>

DİĞER HABERLER

Evlilik Dışı...

"Evlilik dışı çocuk sahibi olmak, bir gecelik ilişkiler, erkeğimi veya erkeklerimi seçebilmem..." Almula Merter'in yeni yazısı...
 
   
 
 
     
EVLİLİK DIŞI....

Bu yazımda beni hep rahatsız eden, toplumda hâlâ çok ahlaksızca bir olay yerine konan; evlilik dışı çocuk sahibi olmak, bir gecelik ilişkiler, erkeğimi veya erkeklerimi seçebilmem, kimseye aslında verilecek hesaplarımız olmadığından söz etmek istiyorum. Bizler hâlâ at gözlüklerimizi çıkarmadan toplumda her şeyi kurallara bağlı olarak yaşıyoruz. Ve bu nedenle hep mutsuz kadınlar oluyor, mutsuz hayatların içinde yer alıyoruz. Hep birilerine bağımlı olma zorunda hissediyoruz kendimizi.

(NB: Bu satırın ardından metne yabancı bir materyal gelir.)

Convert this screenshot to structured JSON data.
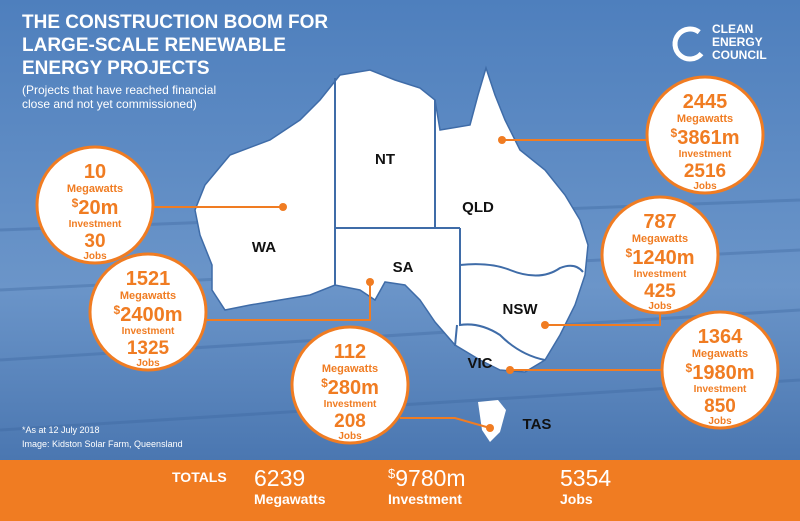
{
  "header": {
    "title_lines": [
      "THE CONSTRUCTION BOOM FOR",
      "LARGE-SCALE RENEWABLE",
      "ENERGY PROJECTS"
    ],
    "subtitle_lines": [
      "(Projects that have reached financial",
      "close and not yet commissioned)"
    ]
  },
  "logo": {
    "lines": [
      "CLEAN",
      "ENERGY",
      "COUNCIL"
    ]
  },
  "map": {
    "other_states": [
      "NT"
    ]
  },
  "units": {
    "megawatts": "Megawatts",
    "investment": "Investment",
    "jobs": "Jobs",
    "currency": "$"
  },
  "projects": [
    {
      "state": "QLD",
      "megawatts": "2445",
      "investment": "3861m",
      "jobs": "2516"
    },
    {
      "state": "WA",
      "megawatts": "10",
      "investment": "20m",
      "jobs": "30"
    },
    {
      "state": "NSW",
      "megawatts": "787",
      "investment": "1240m",
      "jobs": "425"
    },
    {
      "state": "SA",
      "megawatts": "1521",
      "investment": "2400m",
      "jobs": "1325"
    },
    {
      "state": "VIC",
      "megawatts": "1364",
      "investment": "1980m",
      "jobs": "850"
    },
    {
      "state": "TAS",
      "megawatts": "112",
      "investment": "280m",
      "jobs": "208"
    }
  ],
  "notes": [
    "*As at 12 July 2018",
    "Image: Kidston Solar Farm, Queensland"
  ],
  "totals": {
    "label": "TOTALS",
    "megawatts": "6239",
    "investment": "9780m",
    "jobs": "5354"
  }
}
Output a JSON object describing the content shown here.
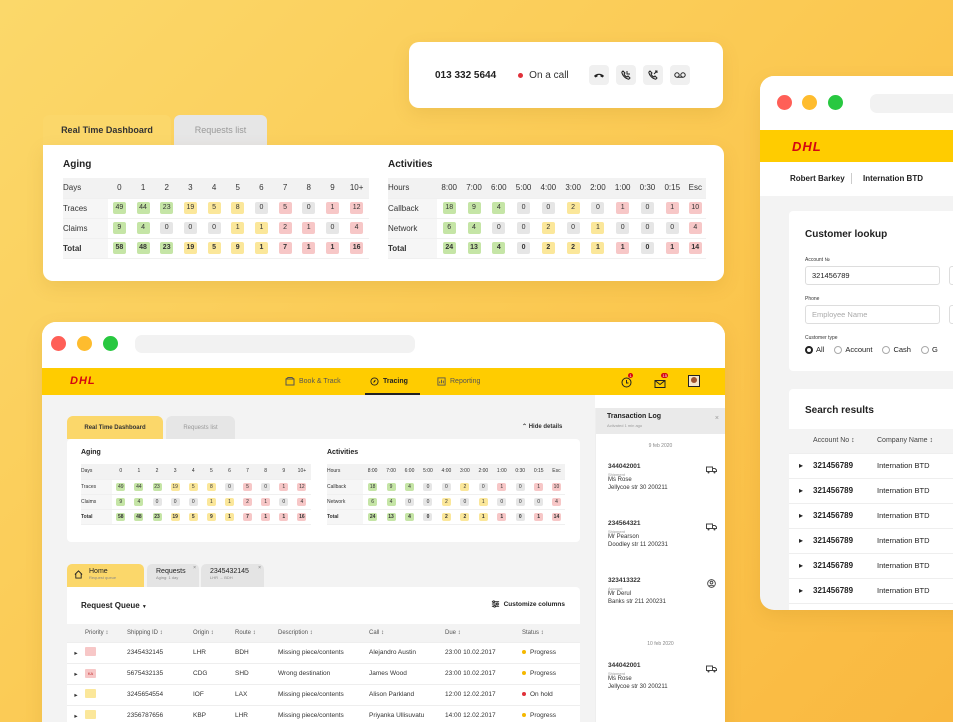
{
  "call": {
    "number": "013 332 5644",
    "status": "On a call",
    "icons": [
      "hangup-icon",
      "phone-in-icon",
      "phone-out-icon",
      "voicemail-icon"
    ]
  },
  "tabs": {
    "dashboard": "Real Time Dashboard",
    "requests": "Requests list"
  },
  "aging": {
    "title": "Aging",
    "head": [
      "Days",
      "0",
      "1",
      "2",
      "3",
      "4",
      "5",
      "6",
      "7",
      "8",
      "9",
      "10+"
    ],
    "rows": [
      {
        "label": "Traces",
        "cells": [
          [
            "49",
            "g"
          ],
          [
            "44",
            "g"
          ],
          [
            "23",
            "g"
          ],
          [
            "19",
            "y"
          ],
          [
            "5",
            "y"
          ],
          [
            "8",
            "y"
          ],
          [
            "0",
            "n"
          ],
          [
            "5",
            "r"
          ],
          [
            "0",
            "n"
          ],
          [
            "1",
            "r"
          ],
          [
            "12",
            "r"
          ]
        ]
      },
      {
        "label": "Claims",
        "cells": [
          [
            "9",
            "g"
          ],
          [
            "4",
            "g"
          ],
          [
            "0",
            "n"
          ],
          [
            "0",
            "n"
          ],
          [
            "0",
            "n"
          ],
          [
            "1",
            "y"
          ],
          [
            "1",
            "y"
          ],
          [
            "2",
            "r"
          ],
          [
            "1",
            "r"
          ],
          [
            "0",
            "n"
          ],
          [
            "4",
            "r"
          ]
        ]
      },
      {
        "label": "Total",
        "cells": [
          [
            "58",
            "g"
          ],
          [
            "48",
            "g"
          ],
          [
            "23",
            "g"
          ],
          [
            "19",
            "y"
          ],
          [
            "5",
            "y"
          ],
          [
            "9",
            "y"
          ],
          [
            "1",
            "y"
          ],
          [
            "7",
            "r"
          ],
          [
            "1",
            "r"
          ],
          [
            "1",
            "r"
          ],
          [
            "16",
            "r"
          ]
        ]
      }
    ]
  },
  "activities": {
    "title": "Activities",
    "head": [
      "Hours",
      "8:00",
      "7:00",
      "6:00",
      "5:00",
      "4:00",
      "3:00",
      "2:00",
      "1:00",
      "0:30",
      "0:15",
      "Esc"
    ],
    "rows": [
      {
        "label": "Callback",
        "cells": [
          [
            "18",
            "g"
          ],
          [
            "9",
            "g"
          ],
          [
            "4",
            "g"
          ],
          [
            "0",
            "n"
          ],
          [
            "0",
            "n"
          ],
          [
            "2",
            "y"
          ],
          [
            "0",
            "n"
          ],
          [
            "1",
            "r"
          ],
          [
            "0",
            "n"
          ],
          [
            "1",
            "r"
          ],
          [
            "10",
            "r"
          ]
        ]
      },
      {
        "label": "Network",
        "cells": [
          [
            "6",
            "g"
          ],
          [
            "4",
            "g"
          ],
          [
            "0",
            "n"
          ],
          [
            "0",
            "n"
          ],
          [
            "2",
            "y"
          ],
          [
            "0",
            "n"
          ],
          [
            "1",
            "y"
          ],
          [
            "0",
            "n"
          ],
          [
            "0",
            "n"
          ],
          [
            "0",
            "n"
          ],
          [
            "4",
            "r"
          ]
        ]
      },
      {
        "label": "Total",
        "cells": [
          [
            "24",
            "g"
          ],
          [
            "13",
            "g"
          ],
          [
            "4",
            "g"
          ],
          [
            "0",
            "n"
          ],
          [
            "2",
            "y"
          ],
          [
            "2",
            "y"
          ],
          [
            "1",
            "y"
          ],
          [
            "1",
            "r"
          ],
          [
            "0",
            "n"
          ],
          [
            "1",
            "r"
          ],
          [
            "14",
            "r"
          ]
        ]
      }
    ]
  },
  "nav": {
    "logo": "DHL",
    "book": "Book & Track",
    "tracing": "Tracing",
    "reporting": "Reporting",
    "notif_badge": "1",
    "mail_badge": "15"
  },
  "hide_details": "Hide details",
  "qtabs": [
    {
      "title": "Home",
      "sub": "Request queue"
    },
    {
      "title": "Requests",
      "sub": "Aging: 1 day"
    },
    {
      "title": "2345432145",
      "sub": "LHR → BDH"
    }
  ],
  "queue": {
    "title": "Request Queue",
    "customize": "Customize columns",
    "columns": [
      "Priority",
      "Shipping ID",
      "Origin",
      "Route",
      "Description",
      "Call",
      "Due",
      "Status"
    ],
    "rows": [
      {
        "pri": "",
        "pc": "r",
        "id": "2345432145",
        "origin": "LHR",
        "route": "BDH",
        "desc": "Missing piece/contents",
        "call": "Alejandro Austin",
        "due": "23:00  10.02.2017",
        "status": "Progress",
        "sc": "#f5b800"
      },
      {
        "pri": "KA",
        "pc": "r",
        "id": "5675432135",
        "origin": "CDG",
        "route": "SHD",
        "desc": "Wrong destination",
        "call": "James Wood",
        "due": "23:00  10.02.2017",
        "status": "Progress",
        "sc": "#f5b800"
      },
      {
        "pri": "",
        "pc": "y",
        "id": "3245654554",
        "origin": "IOF",
        "route": "LAX",
        "desc": "Missing piece/contents",
        "call": "Alison Parkland",
        "due": "12:00  12.02.2017",
        "status": "On hold",
        "sc": "#e0303a"
      },
      {
        "pri": "",
        "pc": "y",
        "id": "2356787656",
        "origin": "KBP",
        "route": "LHR",
        "desc": "Missing piece/contents",
        "call": "Priyanka Ullisuvatu",
        "due": "14:00  12.02.2017",
        "status": "Progress",
        "sc": "#f5b800"
      }
    ]
  },
  "log": {
    "title": "Transaction Log",
    "sub": "Activated 1 min ago",
    "dates": [
      "9 feb 2020",
      "10 feb 2020"
    ],
    "items": [
      {
        "id": "344042001",
        "type": "Shipment",
        "name": "Ms Rose",
        "addr": "Jellycoe str 30 200211"
      },
      {
        "id": "234564321",
        "type": "Shipment",
        "name": "Mr Pearson",
        "addr": "Doodley str 11 200231"
      },
      {
        "id": "323413322",
        "type": "Account",
        "name": "Mr Derul",
        "addr": "Banks str 211 200231"
      },
      {
        "id": "344042001",
        "type": "Shipment",
        "name": "Ms Rose",
        "addr": "Jellycoe str 30 200211"
      }
    ]
  },
  "right": {
    "agent": "Robert Barkey",
    "company": "Internation BTD",
    "lookup": {
      "title": "Customer lookup",
      "account_label": "Account №",
      "account_value": "321456789",
      "phone_label": "Phone",
      "phone_placeholder": "Employee Name",
      "type_label": "Customer type",
      "options": [
        "All",
        "Account",
        "Cash",
        "G"
      ]
    },
    "results": {
      "title": "Search results",
      "columns": [
        "Account No",
        "Company Name"
      ],
      "rows": [
        [
          "321456789",
          "Internation BTD"
        ],
        [
          "321456789",
          "Internation BTD"
        ],
        [
          "321456789",
          "Internation BTD"
        ],
        [
          "321456789",
          "Internation BTD"
        ],
        [
          "321456789",
          "Internation BTD"
        ],
        [
          "321456789",
          "Internation BTD"
        ]
      ]
    }
  },
  "colors": {
    "dhl_yellow": "#ffcc00",
    "dhl_red": "#d40511",
    "tab_yellow": "#fbd76a"
  }
}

Hayır, önce silkelenip kendimize gelmeliyiz. Bizler hak ettiğimiz şekilde yaşamalı ve bu hakkı almalıyız. Çoğu kadın çocuk sahibi olmayı özellikle belli bir dönemde çok fazla ister. Ama toplum kuralları bu işin tek başına olamayacağını mutlak surette (bana göre dünyanın en aptal şeyi, onlara göre en doğru) imzayı şart koşuyor. Babası olmayan bir çocuk doğuran kadın toplum tarafından dışlanıyor. Ve ona zaten meşhur hafif kadın sıfatı yapıştırılıyor. Oysa adam dediğimiz illet bunu bir marifet olarak görüyor ve kendisinden kaç kişinin nasıl hamile kaldığını, ne kadar aptal kadınlar olduğumuzu anlatıyorlar. Bu uzun süreli ilişkilerde de böyle. Hamile kaldın mı, herşeyin sonu demek. Korkunç kavgalara neden oluyor, her türlü hakareti yanında getiriyor, hatta çocuğun kendilerinden olduğu konusunda şüphelere bile vardırıp, en sonunda o çocuğun hayatla bağları kesiliyor.

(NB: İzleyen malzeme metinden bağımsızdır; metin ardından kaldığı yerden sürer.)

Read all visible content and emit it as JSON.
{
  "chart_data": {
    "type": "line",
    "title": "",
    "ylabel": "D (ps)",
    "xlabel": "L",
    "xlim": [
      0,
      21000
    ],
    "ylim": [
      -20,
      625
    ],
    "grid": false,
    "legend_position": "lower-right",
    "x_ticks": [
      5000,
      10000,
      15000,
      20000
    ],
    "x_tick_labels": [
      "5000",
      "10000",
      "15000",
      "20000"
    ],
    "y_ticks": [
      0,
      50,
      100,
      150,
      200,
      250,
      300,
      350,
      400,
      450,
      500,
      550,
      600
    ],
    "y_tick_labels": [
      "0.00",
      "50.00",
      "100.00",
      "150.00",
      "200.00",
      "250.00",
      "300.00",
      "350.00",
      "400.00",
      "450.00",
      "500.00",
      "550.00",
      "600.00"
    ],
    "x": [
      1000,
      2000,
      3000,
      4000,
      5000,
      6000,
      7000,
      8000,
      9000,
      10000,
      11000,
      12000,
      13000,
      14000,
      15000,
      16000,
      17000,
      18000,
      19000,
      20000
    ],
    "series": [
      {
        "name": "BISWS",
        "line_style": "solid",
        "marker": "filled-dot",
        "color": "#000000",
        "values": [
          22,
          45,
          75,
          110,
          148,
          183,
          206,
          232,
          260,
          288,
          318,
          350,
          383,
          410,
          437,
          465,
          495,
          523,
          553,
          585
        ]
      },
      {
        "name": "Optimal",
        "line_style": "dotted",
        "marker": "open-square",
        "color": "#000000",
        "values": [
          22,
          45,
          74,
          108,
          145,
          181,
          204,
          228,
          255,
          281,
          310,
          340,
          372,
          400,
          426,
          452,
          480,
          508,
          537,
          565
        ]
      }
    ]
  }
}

Oysa bizler onlara ihtiyacımız olmadan bu çocukları büyütebileceğimizi anlatsak ve gerçekten çocuk sahibi olmak istediğimizde, onları hiç önemsemeden (ve o birlikte olduğumuz kişi de olabilir, bizim karakteri hoşumuza giden bir başka kişi de) bunu başarabilsek…

Seks hayatımızı artık kendimiz belirleyebiliyoruz. Bugün kişileri seçme hakkı bize ait. Erkekler bizi değil, biz erkekleri seçmeliyiz. Onlar için değil, kendimiz için seks yapmalıyız. Seksin kurallarını onlar değil, bizler belirlemeliyiz. Birçoğu nasıl kadını seks hayatlarında sadece ereksiyon olup, boşalmanın bir parçası görüyorlarsa, bizde onları aynı şekilde kulanabileceğimizi onlara göstermeliyiz.

Çocuk sahibi olmak için evlilik, daha sonrada o çocuğu yetiştirmek için kölelik zihniyetini ortadan kaldırmalıyız. Onları spermleri dışında kullanmamız gereken hiçbir mecburiyetimiz yok.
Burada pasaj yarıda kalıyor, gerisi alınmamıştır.